This Data Analysis Problem does not appear in the textbook.

Source:  Ura, S., H. Nishina, Y. Gotoh, T. Katada. 2007. Activation of the c-Jun N-terminal kinase pathway by MST1 is essential and sufficient for the induction of chromatin condensation during apoptosis. Mol. Cell. Biol. 27: 5517–5522.

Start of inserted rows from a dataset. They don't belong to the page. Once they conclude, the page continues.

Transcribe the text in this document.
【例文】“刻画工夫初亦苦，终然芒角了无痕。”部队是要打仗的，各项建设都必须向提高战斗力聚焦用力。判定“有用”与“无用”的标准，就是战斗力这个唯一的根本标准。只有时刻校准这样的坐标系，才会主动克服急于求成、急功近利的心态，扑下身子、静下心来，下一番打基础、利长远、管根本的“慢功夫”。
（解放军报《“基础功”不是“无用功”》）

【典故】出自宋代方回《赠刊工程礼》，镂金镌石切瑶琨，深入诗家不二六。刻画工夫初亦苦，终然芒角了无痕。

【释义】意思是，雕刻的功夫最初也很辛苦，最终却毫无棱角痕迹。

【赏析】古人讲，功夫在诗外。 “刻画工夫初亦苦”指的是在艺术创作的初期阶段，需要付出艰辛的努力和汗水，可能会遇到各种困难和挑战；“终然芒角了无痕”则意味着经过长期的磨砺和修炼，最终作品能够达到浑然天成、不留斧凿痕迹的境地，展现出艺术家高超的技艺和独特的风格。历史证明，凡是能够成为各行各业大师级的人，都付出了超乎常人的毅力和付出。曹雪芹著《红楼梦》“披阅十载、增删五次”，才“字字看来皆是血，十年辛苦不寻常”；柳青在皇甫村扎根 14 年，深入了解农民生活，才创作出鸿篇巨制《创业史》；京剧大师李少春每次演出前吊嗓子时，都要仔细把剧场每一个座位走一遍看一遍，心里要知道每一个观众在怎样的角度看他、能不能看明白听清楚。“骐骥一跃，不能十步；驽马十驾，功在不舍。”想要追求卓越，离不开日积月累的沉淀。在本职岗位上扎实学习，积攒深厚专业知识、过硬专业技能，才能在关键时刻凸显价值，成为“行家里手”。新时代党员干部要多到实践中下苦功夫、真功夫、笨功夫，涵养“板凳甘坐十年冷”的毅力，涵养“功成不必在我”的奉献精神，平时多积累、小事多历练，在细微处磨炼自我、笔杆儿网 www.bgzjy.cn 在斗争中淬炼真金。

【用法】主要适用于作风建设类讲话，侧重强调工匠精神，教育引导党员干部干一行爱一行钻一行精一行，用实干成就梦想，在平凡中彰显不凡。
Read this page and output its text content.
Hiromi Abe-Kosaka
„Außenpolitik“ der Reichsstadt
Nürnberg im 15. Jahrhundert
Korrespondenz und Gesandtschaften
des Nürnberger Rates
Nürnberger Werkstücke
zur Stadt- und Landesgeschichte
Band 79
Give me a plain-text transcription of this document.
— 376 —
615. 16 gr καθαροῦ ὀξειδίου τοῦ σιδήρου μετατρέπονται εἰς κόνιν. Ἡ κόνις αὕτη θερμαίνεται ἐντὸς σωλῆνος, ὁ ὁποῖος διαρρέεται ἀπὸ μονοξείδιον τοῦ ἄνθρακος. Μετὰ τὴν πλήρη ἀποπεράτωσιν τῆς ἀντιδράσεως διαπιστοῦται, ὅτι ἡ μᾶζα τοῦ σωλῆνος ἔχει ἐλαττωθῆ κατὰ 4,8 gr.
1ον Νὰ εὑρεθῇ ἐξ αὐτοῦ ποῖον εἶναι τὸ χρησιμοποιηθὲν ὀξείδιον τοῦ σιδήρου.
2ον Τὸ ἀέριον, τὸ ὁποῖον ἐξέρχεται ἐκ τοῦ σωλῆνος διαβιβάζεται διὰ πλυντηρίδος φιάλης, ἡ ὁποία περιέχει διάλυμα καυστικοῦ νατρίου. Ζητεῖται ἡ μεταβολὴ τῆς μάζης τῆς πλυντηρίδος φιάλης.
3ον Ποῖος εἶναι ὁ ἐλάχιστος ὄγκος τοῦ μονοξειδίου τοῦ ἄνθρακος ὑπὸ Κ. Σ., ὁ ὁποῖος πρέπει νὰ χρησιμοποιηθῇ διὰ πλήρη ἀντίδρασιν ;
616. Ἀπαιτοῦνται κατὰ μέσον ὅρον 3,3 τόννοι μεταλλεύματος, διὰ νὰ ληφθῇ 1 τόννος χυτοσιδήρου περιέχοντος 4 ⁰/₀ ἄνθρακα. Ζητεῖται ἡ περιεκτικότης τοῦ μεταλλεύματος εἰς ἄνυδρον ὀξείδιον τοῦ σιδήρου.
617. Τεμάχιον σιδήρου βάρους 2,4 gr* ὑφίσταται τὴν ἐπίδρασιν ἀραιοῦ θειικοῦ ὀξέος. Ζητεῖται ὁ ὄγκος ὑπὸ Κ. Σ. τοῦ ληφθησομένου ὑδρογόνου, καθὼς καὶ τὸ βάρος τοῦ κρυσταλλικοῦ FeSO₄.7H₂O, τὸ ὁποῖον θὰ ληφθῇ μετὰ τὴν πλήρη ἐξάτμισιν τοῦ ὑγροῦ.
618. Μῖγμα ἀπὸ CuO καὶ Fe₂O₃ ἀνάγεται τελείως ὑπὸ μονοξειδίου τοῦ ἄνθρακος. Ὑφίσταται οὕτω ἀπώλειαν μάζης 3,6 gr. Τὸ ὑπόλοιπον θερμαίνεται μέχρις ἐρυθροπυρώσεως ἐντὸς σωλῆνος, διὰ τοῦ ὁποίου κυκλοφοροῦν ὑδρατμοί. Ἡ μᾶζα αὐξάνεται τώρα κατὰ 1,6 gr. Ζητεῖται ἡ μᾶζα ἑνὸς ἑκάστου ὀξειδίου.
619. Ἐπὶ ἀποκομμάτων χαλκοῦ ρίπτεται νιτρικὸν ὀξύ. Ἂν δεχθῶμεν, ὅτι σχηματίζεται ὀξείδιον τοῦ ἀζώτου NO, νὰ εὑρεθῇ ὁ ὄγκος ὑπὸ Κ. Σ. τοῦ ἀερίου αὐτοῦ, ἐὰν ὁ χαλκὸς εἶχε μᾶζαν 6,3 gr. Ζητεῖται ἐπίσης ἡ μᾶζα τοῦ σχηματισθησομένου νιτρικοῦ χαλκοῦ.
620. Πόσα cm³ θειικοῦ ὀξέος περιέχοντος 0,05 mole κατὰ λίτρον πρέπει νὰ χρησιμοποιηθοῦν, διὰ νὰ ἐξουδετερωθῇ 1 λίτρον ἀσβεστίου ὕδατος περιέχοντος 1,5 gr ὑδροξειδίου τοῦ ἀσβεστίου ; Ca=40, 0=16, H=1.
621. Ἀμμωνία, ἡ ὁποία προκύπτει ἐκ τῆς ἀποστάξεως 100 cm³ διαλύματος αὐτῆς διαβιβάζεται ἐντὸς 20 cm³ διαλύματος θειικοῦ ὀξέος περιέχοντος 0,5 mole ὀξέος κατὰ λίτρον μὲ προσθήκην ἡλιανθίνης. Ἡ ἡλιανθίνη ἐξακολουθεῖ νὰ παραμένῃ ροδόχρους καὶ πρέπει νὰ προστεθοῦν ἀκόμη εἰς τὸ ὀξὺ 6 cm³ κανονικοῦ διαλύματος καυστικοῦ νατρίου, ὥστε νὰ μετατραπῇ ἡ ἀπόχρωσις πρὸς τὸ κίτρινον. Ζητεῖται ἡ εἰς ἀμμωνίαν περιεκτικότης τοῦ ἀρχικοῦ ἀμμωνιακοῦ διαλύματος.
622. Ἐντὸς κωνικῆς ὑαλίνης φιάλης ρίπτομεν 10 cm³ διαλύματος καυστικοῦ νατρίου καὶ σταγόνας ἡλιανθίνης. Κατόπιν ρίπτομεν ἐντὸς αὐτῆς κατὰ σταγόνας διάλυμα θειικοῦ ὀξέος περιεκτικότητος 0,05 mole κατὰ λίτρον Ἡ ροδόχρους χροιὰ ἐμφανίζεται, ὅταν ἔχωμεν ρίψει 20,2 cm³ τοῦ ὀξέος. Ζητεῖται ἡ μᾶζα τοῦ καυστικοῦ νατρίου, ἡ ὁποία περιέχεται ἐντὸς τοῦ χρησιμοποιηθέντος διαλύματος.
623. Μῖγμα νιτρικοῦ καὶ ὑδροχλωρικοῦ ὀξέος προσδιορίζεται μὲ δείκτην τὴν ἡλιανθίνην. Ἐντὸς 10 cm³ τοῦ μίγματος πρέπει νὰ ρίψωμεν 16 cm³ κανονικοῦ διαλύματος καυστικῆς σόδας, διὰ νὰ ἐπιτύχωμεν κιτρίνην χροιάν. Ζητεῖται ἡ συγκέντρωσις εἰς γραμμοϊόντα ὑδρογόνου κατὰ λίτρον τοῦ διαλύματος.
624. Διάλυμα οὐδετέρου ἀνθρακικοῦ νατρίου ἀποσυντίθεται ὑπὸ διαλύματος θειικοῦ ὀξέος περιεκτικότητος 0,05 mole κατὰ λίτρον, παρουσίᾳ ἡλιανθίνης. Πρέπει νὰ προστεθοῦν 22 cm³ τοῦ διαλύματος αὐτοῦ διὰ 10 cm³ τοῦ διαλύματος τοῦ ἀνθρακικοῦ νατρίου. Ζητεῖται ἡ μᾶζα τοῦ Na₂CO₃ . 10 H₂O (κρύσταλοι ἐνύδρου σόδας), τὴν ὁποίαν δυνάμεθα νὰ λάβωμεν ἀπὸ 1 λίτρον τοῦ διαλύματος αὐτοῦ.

Corresponding chapter(s) in the textbook: Chapter 19

Review the following terms before working on the problem: leukemia cells, cell culture, topoisomerases, detergent, centrifugation, ribonuclease (RNase), protease, agarose gel electrophoresis, ethidium bromide staining

Experiment

Cultures of human leukemia cells were treated with etoposide (a topoisomerase inhibitor) for the time periods indicated in the figure. Cells were then incubated with a buffer containing Triton X-100, and chromatin was pelleted by centrifugation. (Note: Triton X-100 is a mild detergent.) The supernatants were treated with ribonuclease (RNase), then with protease, followed by precipitation with ethanol. Precipitates collected by centrifugation were analyzed by agarose gel electrophoresis, and the gel was stained with ethidium bromide (M, size markers).

Figure

Source: Ura, S., H. Nishina, Y. Gotoh, T. Katada. 2007. Activation of the c-Jun N-terminal kinase pathway by MST1 is essential and sufficient for the induction of chromatin condensation during apoptosis. Mol. Cell. Biol. 27: 5517–5522.

Questions

1. What molecules were analyzed in this experiment?

2. What was the purpose of Triton X-100 treatment?

3. Describe the molecules that appear in bands a and b.

4. Name the type of enzyme that generates the band pattern that appears in samples after 2 hours of etoposide treatment.

5. Describe the effect of etoposide on cells.